Narendra Modi’s claim of having used a digital camera and email in 1987 has got him bad press because of the date, which is close to or before the beginning of their use anywhere in the world. That may not be entirely undeserved. But one’s claim to be an early user of an innovation need not be questioned merely because the person is from India, not known for its receptivity to new devices (especially in the last century).
I am almost certainly the first user of laptop computers in India and among the earliest in the world. In early 1985, I had begun an association with a Canadian engineering consulting company working on a project for East India Hotels. We struck an immediate rapport. In the Canadians’ Delhi visit in February-March that year, I initiated them into the intricacies of one-day cricket while watching live telecasts of the World Championship Series then being played in Australia (in which Ravi Shastri won an Audi car as the player of the series).
When they returned in April, one of them had a Toshiba T1100 portable computer introduced globally just days earlier, which he had bought right before leaving for India for Canadian $3,000. The covetous gleam in my eyes was evident to everyone, especially the leader of the Canadian team. He persuaded his colleague to sell the machine to me for Rs 30,000 and voilà! I was the proud owner of this wonderful new piece of hardware within 10 days of its being on the market.
The Toshiba machine was technically not the first portable computer. Some experimental devices had been on the scene off and on for about a decade. But the Toshiba offering, fully compatible with the IBM PC, was “the world’s first mass-market laptop computer,” as its manufacturer most truthfully claimed.
A generation later, it can be called with some justification the dinosaur of laptops: It was slow, had only 256 kb RAM, no hard disk, used the then not readily available 3½” diskettes (the standard ones were the 5¼” floppies), had a monochrome orange display and limited graphic ability and bulky as well. Toshiba proudly and rightly said it weighed just(!) 4 kg and fitted into a briefcase (it did, but took up all the space). But in 1985, it was nothing less than a marvel.
I had a presentation to make to the Oberoi board, with such distinguished members as B K Nehru and Field Marshal Sam Manekshaw. Although I showed the key numbers in an overhead transparency presentation, I had saved the sensitivity analysis on the laptop. The venerable board members were completely convinced when the “little” machine answered all their what-if questions with a few quick key strokes. The happy hour post the board meeting was entirely consumed by their eager handling of the computer.
A few weeks later, I had a meeting with Baba Kalyani of Bharat Forge. He used to come to the office after a morning round of the shop floor. That day he was a little behind the schedule. As I waited, his senior personal secretary wanted to know what was in my shoulder bag. I told her it was a computer. She did not believe it until I took it out and showed her. More than a decade later, I had called up Mr Kalyani’s office to fix an appointment. I introduced myself and the voice at the other end said, “How can I forget you? You introduced me to laptops!”
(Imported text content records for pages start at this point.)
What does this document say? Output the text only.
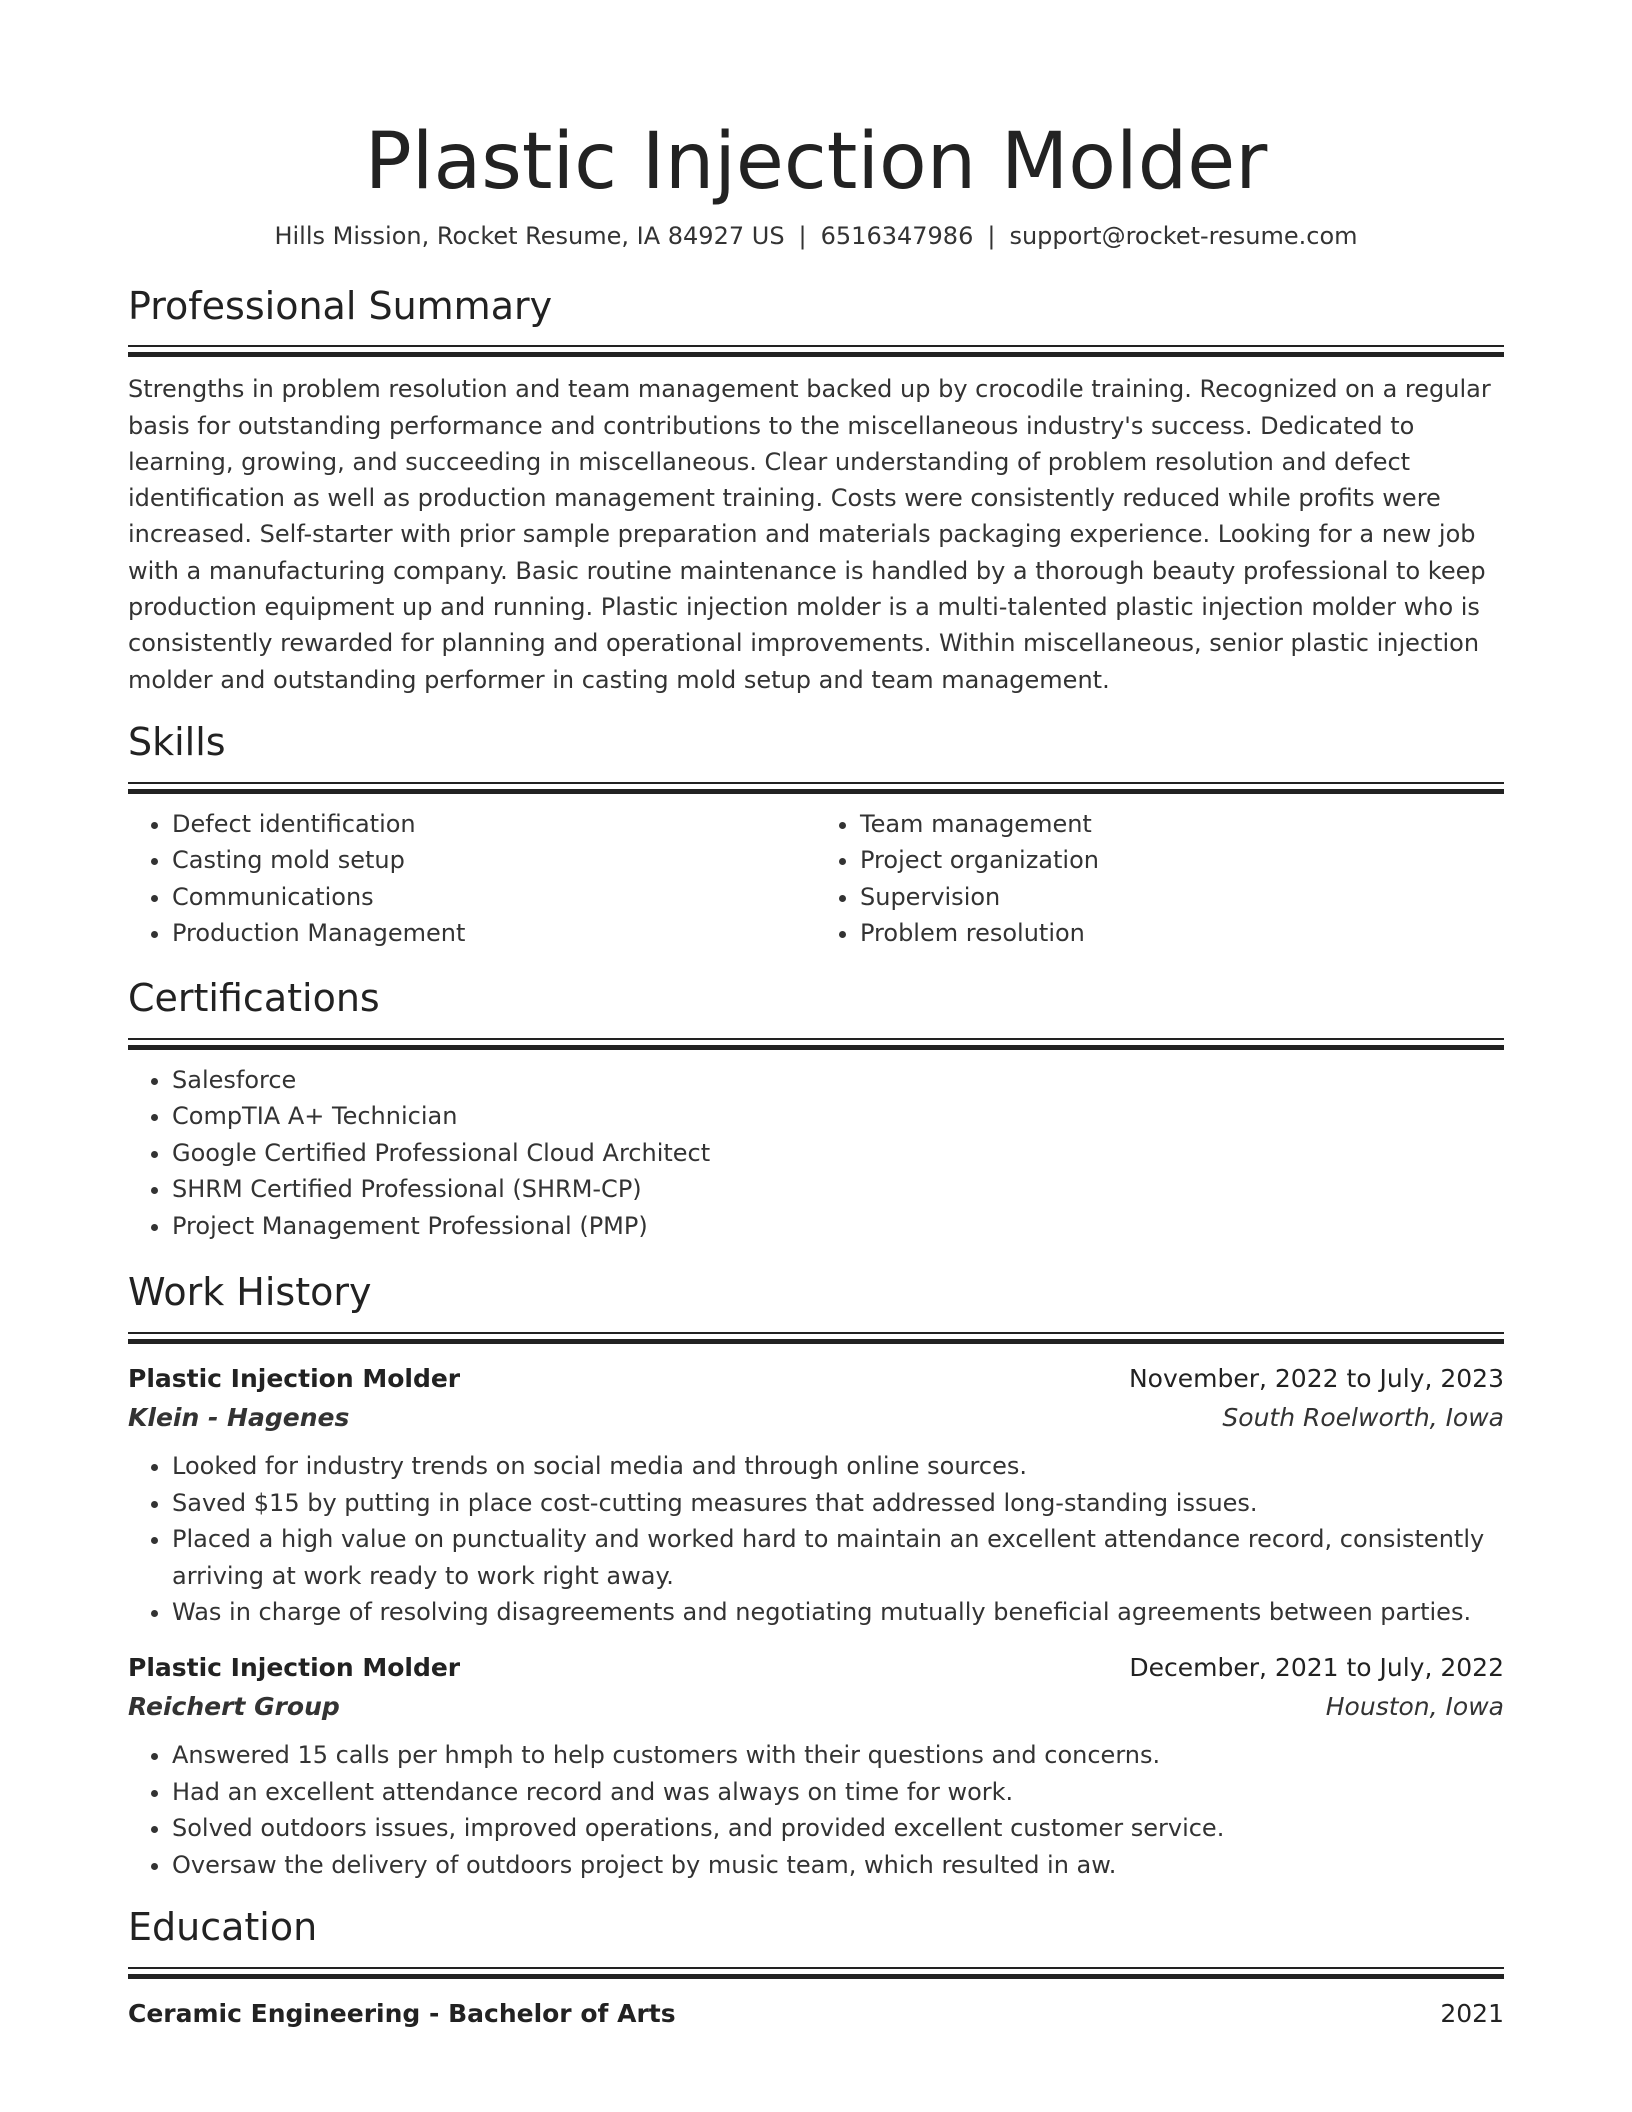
Plastic Injection Molder
Hills Mission, Rocket Resume, IA 84927 US | 6516347986 | support@rocket-resume.com
Professional Summary
Strengths in problem resolution and team management backed up by crocodile training. Recognized on a regular basis for outstanding performance and contributions to the miscellaneous industry's success. Dedicated to learning, growing, and succeeding in miscellaneous. Clear understanding of problem resolution and defect identification as well as production management training. Costs were consistently reduced while profits were increased. Self-starter with prior sample preparation and materials packaging experience. Looking for a new job with a manufacturing company. Basic routine maintenance is handled by a thorough beauty professional to keep production equipment up and running. Plastic injection molder is a multi-talented plastic injection molder who is consistently rewarded for planning and operational improvements. Within miscellaneous, senior plastic injection molder and outstanding performer in casting mold setup and team management.
Skills
• Defect identification
• Casting mold setup
• Communications
• Production Management
• Team management
• Project organization
• Supervision
• Problem resolution
Certifications
• Salesforce
• CompTIA A+ Technician
• Google Certified Professional Cloud Architect
• SHRM Certified Professional (SHRM-CP)
• Project Management Professional (PMP)
Work History
Plastic Injection Molder	November, 2022 to July, 2023
Klein - Hagenes	South Roelworth, Iowa
• Looked for industry trends on social media and through online sources.
• Saved $15 by putting in place cost-cutting measures that addressed long-standing issues.
• Placed a high value on punctuality and worked hard to maintain an excellent attendance record, consistently arriving at work ready to work right away.
• Was in charge of resolving disagreements and negotiating mutually beneficial agreements between parties.
Plastic Injection Molder	December, 2021 to July, 2022
Reichert Group	Houston, Iowa
• Answered 15 calls per hmph to help customers with their questions and concerns.
• Had an excellent attendance record and was always on time for work.
• Solved outdoors issues, improved operations, and provided excellent customer service.
• Oversaw the delivery of outdoors project by music team, which resulted in aw.
Education
Ceramic Engineering - Bachelor of Arts	2021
Late in 1985, I went to North America for a series of meetings and discussions. Although airport security then was not as stringent as it is now, I had to invariably take out the laptop every time and demonstrate that it was a computer, much to the great amazement of the security personnel. And if I worked on it during a long wait in the departure lounge, a crowd was sure to collect, oohing and aahing about the little wonder.
It was not just the hardware. The Canadians also gave me Microsoft Word, then just introduced. I found it much more user-friendly as compared to then Indian standard Wordstar and started using it immediately. People did not ask for soft copies of documents in those days, so I was spared the need of converting Word files into Wordstar. But I still think in Lotus 123 before building Excel worksheets!
So Mr Modi might be right in claiming to have used a digital camera in 1987, because Megavision started selling its Tessera camera then. He could have picked it up in his travels abroad or one of his many admirers may have presented him one. But the first truly digital camera, the Fuji DS-1P, came into the market in 1988, a year after Mr Modi claimed to have taken Lal Krishna Advani’s digital picture. He could surely not have sent it through email, because the rudimentary, non-commercial services then available to select few anywhere in the world could not handle large picture files. Oh well, that would not be the first time when truth has been embellished a little and certainly not the last!